Es gibt nur noch Falkland. Dieses kleinbritannische Inselgrüppchen im Südatlantik, um das 1982 Argentinien und Thatchers Großbritannien einen Krieg ausfochten. Weil die greise Junta aus Buenos Aires durch die Islas Malvinas, so der spanische Name, von der Innenpolitik ablenken wollte. Bekanntlich scheiterte die Eroberung. Viele Soldaten fielen auf beiden Seiten: und das für Tausende von Schafen und gerade einmal etwas mehr als 3000 Einwohner.

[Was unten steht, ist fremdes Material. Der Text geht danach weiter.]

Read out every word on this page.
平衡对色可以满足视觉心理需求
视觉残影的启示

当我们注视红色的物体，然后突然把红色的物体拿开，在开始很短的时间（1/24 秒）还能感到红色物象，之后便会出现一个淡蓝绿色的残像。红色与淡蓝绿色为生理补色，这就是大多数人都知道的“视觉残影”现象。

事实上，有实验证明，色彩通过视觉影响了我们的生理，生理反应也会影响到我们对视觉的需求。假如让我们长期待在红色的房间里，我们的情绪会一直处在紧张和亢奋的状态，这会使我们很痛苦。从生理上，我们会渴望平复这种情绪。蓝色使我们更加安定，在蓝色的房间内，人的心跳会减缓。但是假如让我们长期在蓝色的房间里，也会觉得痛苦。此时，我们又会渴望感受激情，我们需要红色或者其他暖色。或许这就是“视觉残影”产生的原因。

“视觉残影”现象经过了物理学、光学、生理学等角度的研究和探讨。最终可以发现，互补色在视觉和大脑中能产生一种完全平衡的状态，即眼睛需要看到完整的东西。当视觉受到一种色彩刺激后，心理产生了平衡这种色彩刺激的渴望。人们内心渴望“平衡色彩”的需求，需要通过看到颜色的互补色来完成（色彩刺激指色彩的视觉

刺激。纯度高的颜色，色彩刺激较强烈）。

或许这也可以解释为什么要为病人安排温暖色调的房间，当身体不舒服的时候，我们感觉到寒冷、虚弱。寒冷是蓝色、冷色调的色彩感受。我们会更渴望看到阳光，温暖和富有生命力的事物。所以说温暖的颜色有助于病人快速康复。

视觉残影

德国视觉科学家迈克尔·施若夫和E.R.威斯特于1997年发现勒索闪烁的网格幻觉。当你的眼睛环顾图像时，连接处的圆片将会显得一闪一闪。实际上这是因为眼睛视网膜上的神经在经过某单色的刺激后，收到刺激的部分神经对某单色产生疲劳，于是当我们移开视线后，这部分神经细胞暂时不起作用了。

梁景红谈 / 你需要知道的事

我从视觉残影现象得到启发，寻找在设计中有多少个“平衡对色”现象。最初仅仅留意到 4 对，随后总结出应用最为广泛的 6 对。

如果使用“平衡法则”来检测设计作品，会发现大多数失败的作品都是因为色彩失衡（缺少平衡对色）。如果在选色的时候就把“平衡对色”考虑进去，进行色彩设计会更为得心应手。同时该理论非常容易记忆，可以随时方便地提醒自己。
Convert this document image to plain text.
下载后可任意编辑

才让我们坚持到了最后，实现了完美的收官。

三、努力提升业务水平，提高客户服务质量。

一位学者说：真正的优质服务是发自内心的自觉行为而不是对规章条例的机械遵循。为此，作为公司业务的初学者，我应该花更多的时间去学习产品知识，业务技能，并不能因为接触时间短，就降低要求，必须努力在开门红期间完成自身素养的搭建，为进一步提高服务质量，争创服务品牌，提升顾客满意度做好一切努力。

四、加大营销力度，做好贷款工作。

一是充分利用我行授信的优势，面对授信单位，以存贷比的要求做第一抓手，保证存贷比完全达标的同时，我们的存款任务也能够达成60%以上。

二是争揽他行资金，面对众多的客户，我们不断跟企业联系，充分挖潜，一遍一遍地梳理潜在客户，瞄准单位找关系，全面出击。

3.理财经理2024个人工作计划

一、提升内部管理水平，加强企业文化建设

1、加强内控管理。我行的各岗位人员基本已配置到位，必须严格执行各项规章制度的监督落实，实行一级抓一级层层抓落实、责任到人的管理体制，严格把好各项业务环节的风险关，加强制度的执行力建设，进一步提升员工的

Im neuen Roman von Hannes Stein, "Nach uns die Pinguine", sind von der Weltzivilisation nur noch die Falklandinseln übrig geblieben. Nach einem Dritten Weltkrieg und einem rasenden, supertödlichen Superschnupfen haben einzig die Bewohner des abgelegenen Felseneilands überlebt. Die Hauptstadt Stanley ist durch und durch britisch. Doch nun wird der Gouverneur erschlagen aufgefunden. Und zwar in einem von innen abgeschlossenen Raum. Tatwaffe: eine Churchill-Büste. Wer ist der Täter? Was wollte er bezwecken? Und vor allem: Wie kam er oder sie aus dem verschlossenen Zimmer?
Hannes Stein
Nach uns die Pinguine
Ein Weltuntergangskrimi. Galiani, Berlin 2017, 208 Seiten, 19,60 Euro.
Sogenannte locked-room mysteries sind ein klassisches Motiv vor allem der britischen Kriminalliteratur. Zum Kombinationshöhepunkt führte dieses Genre ausgerechnet ein Amerikaner, John Dickson Carr. Und auch Stein ist anglophil. Und dabei hochironisch. So lässt er seinen Roman von Joshua Feldenkrais (der Name ist kein Programm) erzählen, Falklands beliebtestem, weil einzigem Radiomoderator, schwuler Mormone, der eigentlich Jude war und Armageddon zufällig überlebte, weil sein Kreuzfahrtschiff gerade Station in Stanley gemacht hatte. Dabei ist die Kirche der Heiligen der Letzten Tage ebenso untergegangen wie alles andere auch.
Eifrig streut Stein spielerisch eine Fülle an Shakespeare-Zitaten und -Referenzen, auch an "Sagern" ein. Unter anderem amüsiert er sich selber weidlich darüber, einen Säufer namens George Blair auftreten zu lassen - Blair war der echte Name von George Orwell.
Der in Brooklyn, New York, lebende Kulturkorrespondent mehrerer deutscher Zeitungen, 1964 in München geboren, in Salzburg aufgewachsen, in Hamburg erst zum Anglisten, dann zum Journalisten ausgebildet, 2007 Gewinner einer Green Card und seit 2014 amerikanischer Staatsbürger, schrieb mehrere erfolgreiche humoristische Bücher über Auswandern und Nichtdenken und Recht- haben. 2013 legte Stein dann mit "Der Komet" seinen ersten Roman vor, in dem er alternative Geschichtsschreibung durchexerzierte: Vor dem zweiten, erfolgreichen Attentat am 28. Juni 1914 entschließt sich Erzherzog Franz Ferdinand abzureisen: "I bin doch ned deppat, i fohr wieder zhaus!"
Kein Erster Weltkrieg, kein Völkerabschlachten, kein Zerfall Österreich-Ungarns, keine Nazis, kein Zweiter Weltkrieg, Hitler kommt nie über den Status eines erfolglosen Postkartenmalers hinaus, Lenin stirbt als verbitterter Journalist in Zürich, Trotzki bleibt in Wien und schreibt Science-Fiction-Romane.
Es war eine Historienpersiflage mit zahlreichen kabarettistischen Einfällen, Anspielungen und Verfremdungen. Aber bereits dieses Buch hatte damit zu kämpfen, dass die durchaus charmante Ausgangsidee, allzu ausgewalzt, rasch an Roman-Kraft verlor, bis das Ganze am End doch eher a matte Sach war.
Gleiches gilt für "Nach uns die Pinguine". Dramaturgisch versucht der Autor hier vieles: Erlebnisbericht, Ich-Perspektive, Radiodialog, Rätselkrimi, Coming-out-Liebesgeschichte. Doch nichts will ab der Hälfte sich so recht zueinander fügen.
Die Surprise im Finale, besonders die Auflösung des Mordes geraten dann leider ziemlich lächerlich. Damit käme der anglophile Hannes Stein wohl kaum am Portier des Londoner Detection Club, der altehrwürdigen Kriminalautorenvereinigung, vorbei.